Context Composing for Full Line Code Completion
Anton Semenkin, Yaroslav Sokolov, Evgeniia Vu
TL;DR
This paper tackles full-line code completion on-device for IDEs, addressing privacy and latency constraints with compact, context-aware generation. It introduces context composing (prompt engineering) for GPT-/LLaMA-like autoregressive models, using indentation-aware tokens and long-token BPE to fit within a limited context window. In online A/B tests across PyCharm Pro, FLCC increased the ratio of code completed by about 1.5x without slowing the IDE and received positive user feedback, validating the approach while highlighting room for richer contextual signals.

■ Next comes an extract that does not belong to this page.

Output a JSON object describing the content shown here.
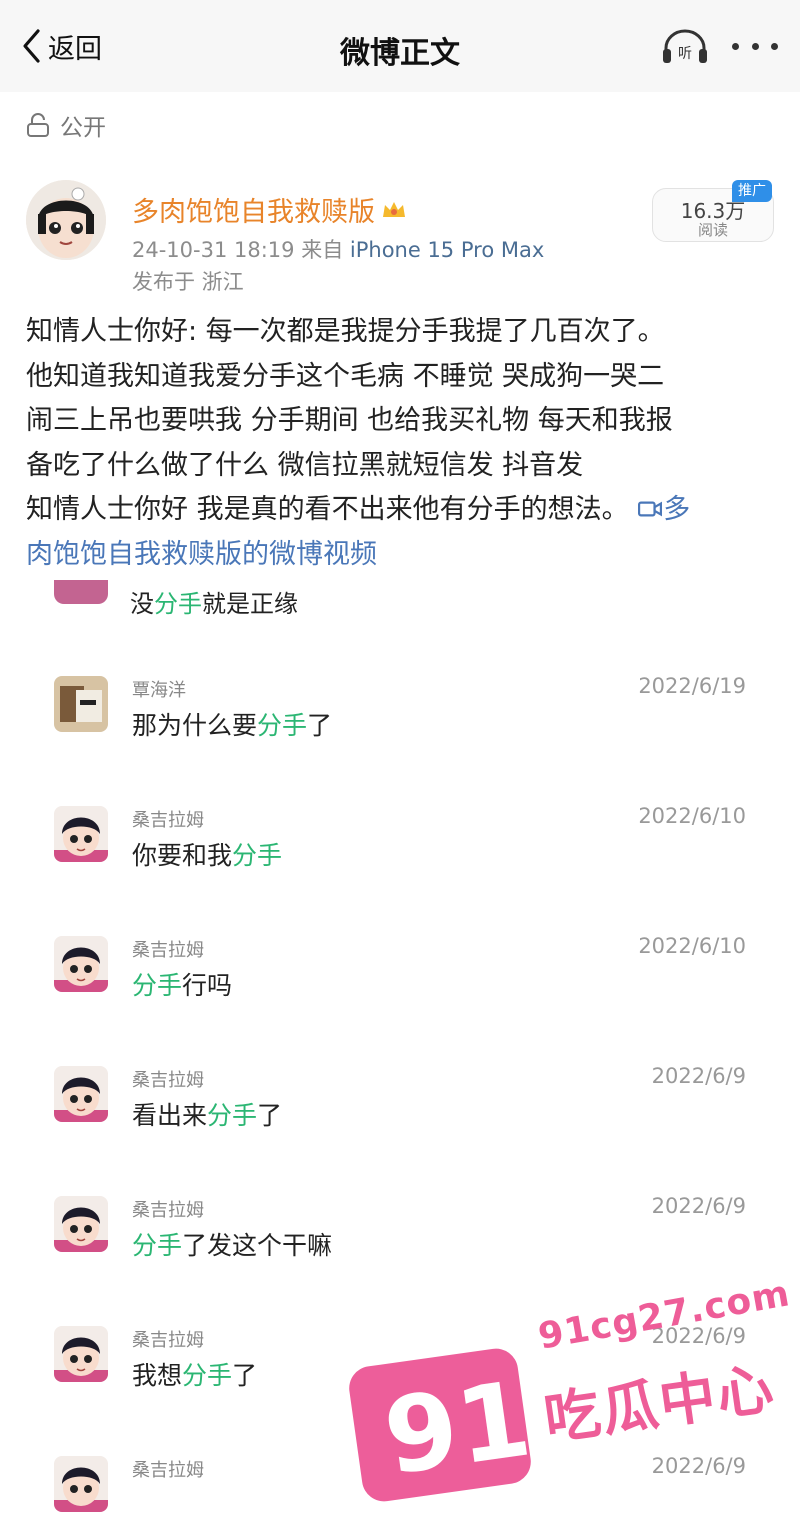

The authors plan to expand context lengths to 1536 tokens, explore retrieval-augmented techniques (RETRO-like) and other data-driven context enhancements, and pursue privacy-preserving data collection and collaboration to advance neural code completion for end-user devices.
Abstract
Code Completion is one of the most used Integrated Development Environment (IDE) features, which affects the everyday life of a software developer. Modern code completion approaches moved from the composition of several static analysis-based contributors to pipelines that involve neural networks. This change allows the proposal of longer code suggestions while maintaining the relatively short time spent on generation itself. At JetBrains, we put a lot of effort into perfecting the code completion workflow so it can be both helpful and non-distracting for a programmer. We managed to ship the Full Line Code Completion feature to PyCharm Pro IDE and proved its usefulness in A/B testing on hundreds of real Python users. The paper describes our approach to context composing for the Transformer model that is a core of the feature's implementation. In addition to that, we share our next steps to improve the feature and emphasize the importance of several research aspects in the area.